Гессе припадает к источнику, чтобы напиться целебной воды, и нежится в теплых ваннах, не теряя, однако, себя самого из виду. И, непримиримый, смеется над собой. Собственный образ озабоченного и педантичного курортника бьет его прямо в лицо, словно бумеранг. Он с наслаждением выписывает мимику, позы страдальца, любые банальности. В маленьком закрытом сумасшедшем мирке, который его окружает, он представляет собой идеального клиента, честного, благоразумного, респектабельного и дисциплинированного, то есть не топчущего лужайки и прополаскивающего свой стакан два раза как минимум. Он абсолютно подобен тем, кто его окружает: «На улицах люди идут очень медленно, многие с тросточками, многие хромают, хотя каждый старается скрыть ишиас. Я делаю то же самое — на людях стараюсь казаться путешественником, заехавшим в Баден из чистого удовольствия. Повсюду царят радость и искусственный шарм, хотя на самом деле мы все испытываем боль».

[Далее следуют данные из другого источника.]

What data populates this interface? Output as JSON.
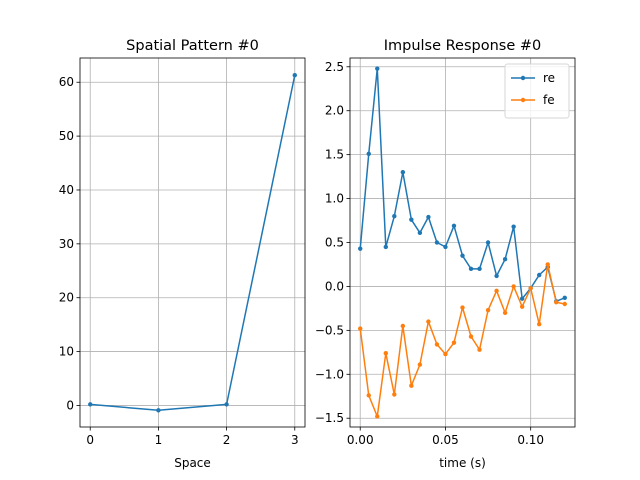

За едой он украдкой улыбается самому себе: «Я сижу в светлой столовой с высоким потолком за маленьким круглым столом, один, и одновременно наблюдаю, как я беру стул, сажусь, чуть-чуть прикусив губу, потому что мне больно; потом я вижу, как прикасаюсь машинально к вазе с цветами, чуть придвигаю ее, вытаскиваю медленно, будто в раздумье, салфетку из-под своего прибора».
И это он — любитель природы, лесных прогулок, нераскаявшийся нудист, Кнульп, бродяга, сидящий в придорожных трактирах на деревянном табурете? Можно ли теперь узнать в нем фланера из Венеции с лицом святого Франциска, озаренным радостью, или зеваку, сфотографированного в Монтефалко в черной шляпе на итальянский манер, сидящего рядом с кувшинами вина? Какой неожиданный образ он теперь являет: больной нытик в плену привычек здешнего светского общества, как все остальные, забавляющийся «тревожным видом своего соседа, его неуверенностью и беспомощностью». Есть над чем посмеяться.